I can admit now that on more than one occasion I didn’t take her advice and had to learn the hard way through my own experience and mistakes. I don’t believe there is a single soul out there who has not ignored the advice offered to them on at least one occasion. You have to keep in mind as a parent that life is about experience and we learn by mistakes.
I hear my mothers advice resonating through my voice at times, which is not a bad thing. We forget that our Mom’s have had far more life experience than most of us put together and have had similar experiences we are having. The only difference being is that their generation kept things to themselves unlike ours which likes to talk in such graphic detail. But regardless of the generation gap we all think we have, if you do sit down and have those heart to hearts with your Mom you soon realize that life today is very much like it was for them years ago. You just need to keep communicating and eventually Mom’s let out a secret or two. Or as my Mom would say some ‘history’. Scotch usually speeds up the process.

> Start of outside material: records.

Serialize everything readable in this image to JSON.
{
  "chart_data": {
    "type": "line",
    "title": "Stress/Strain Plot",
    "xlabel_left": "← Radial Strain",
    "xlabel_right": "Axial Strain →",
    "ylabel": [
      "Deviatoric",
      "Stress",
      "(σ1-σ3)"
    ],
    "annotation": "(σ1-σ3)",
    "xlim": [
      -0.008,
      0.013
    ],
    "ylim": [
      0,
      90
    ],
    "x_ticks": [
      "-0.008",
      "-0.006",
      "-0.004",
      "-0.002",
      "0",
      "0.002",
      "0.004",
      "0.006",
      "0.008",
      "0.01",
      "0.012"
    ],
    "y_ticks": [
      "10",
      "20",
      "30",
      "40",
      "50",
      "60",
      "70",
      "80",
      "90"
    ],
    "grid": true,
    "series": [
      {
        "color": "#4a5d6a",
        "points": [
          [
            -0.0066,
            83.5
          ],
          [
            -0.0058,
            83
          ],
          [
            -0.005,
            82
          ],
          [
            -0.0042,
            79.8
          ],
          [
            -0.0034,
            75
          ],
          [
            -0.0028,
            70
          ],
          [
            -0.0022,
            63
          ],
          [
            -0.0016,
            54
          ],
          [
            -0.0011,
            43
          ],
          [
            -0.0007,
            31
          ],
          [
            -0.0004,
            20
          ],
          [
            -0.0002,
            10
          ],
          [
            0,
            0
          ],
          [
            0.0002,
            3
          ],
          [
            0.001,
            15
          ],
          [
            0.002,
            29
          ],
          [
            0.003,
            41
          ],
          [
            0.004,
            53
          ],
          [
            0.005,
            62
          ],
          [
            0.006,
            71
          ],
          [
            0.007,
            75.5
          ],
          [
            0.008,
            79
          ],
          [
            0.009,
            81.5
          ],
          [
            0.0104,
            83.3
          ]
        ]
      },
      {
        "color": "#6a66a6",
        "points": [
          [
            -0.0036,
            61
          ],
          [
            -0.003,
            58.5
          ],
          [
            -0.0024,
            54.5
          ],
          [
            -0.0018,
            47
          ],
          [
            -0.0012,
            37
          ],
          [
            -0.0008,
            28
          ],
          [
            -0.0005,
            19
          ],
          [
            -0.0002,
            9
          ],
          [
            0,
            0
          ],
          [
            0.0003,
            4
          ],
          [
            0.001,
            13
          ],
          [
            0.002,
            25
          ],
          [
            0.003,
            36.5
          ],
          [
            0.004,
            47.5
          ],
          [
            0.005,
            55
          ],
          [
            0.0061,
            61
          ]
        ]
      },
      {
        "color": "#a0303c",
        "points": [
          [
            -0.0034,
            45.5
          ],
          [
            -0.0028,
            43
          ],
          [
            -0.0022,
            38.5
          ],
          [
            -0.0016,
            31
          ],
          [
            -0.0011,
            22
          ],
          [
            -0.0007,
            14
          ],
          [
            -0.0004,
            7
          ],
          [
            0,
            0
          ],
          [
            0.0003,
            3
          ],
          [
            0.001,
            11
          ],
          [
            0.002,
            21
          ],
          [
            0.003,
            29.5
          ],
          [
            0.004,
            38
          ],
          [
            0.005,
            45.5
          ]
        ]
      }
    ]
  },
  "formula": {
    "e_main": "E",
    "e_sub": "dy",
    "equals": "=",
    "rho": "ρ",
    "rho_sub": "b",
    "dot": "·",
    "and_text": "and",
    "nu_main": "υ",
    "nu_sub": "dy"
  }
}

As I watch my daughter grow up, I ask myself if I could give her just one piece of advice that, cross my fingers, she would take, what would it be? My Nana’s advice to me was ‘treat em rough and tell em nothing’, now there’s a very strong independent woman of her time. I know she is looking up at me with a smile, I say up because after my Nana passed away of natural causes my daughter at the age of 5 asked me if Nana was looking up at us. You gotta love that! They say kids have a sixth sense so we will go with Nana in Hellvin ( this is a place somewhere in between heaven and hell) My Mom’s advice was ’start out the way you mean to end’. Pretty basic really, just be yourself.
I had a great job in the film and television industry but always knew I wanted a family and I wasn’t going to rely on anyone else to raise my kids. My choice to be a stay at home Mom was one I never regretted but now looking back I wish I had kept something that was just for me. As much as I enjoyed every moment, well honestly not every moment, there were days I would have sold both kids real cheap but I wish I had not lost myself in the process of motherhood as many of us do.
So my advice to my growing, strong, quirky, independent daughter is this. To never lose sight of your dreams no matter how big or small they are, nurture your friendships as you do your family because without them we loose our inspiration, and always maintain your financial independence so that you feel strong, independent and capable to walk alone if you so choose.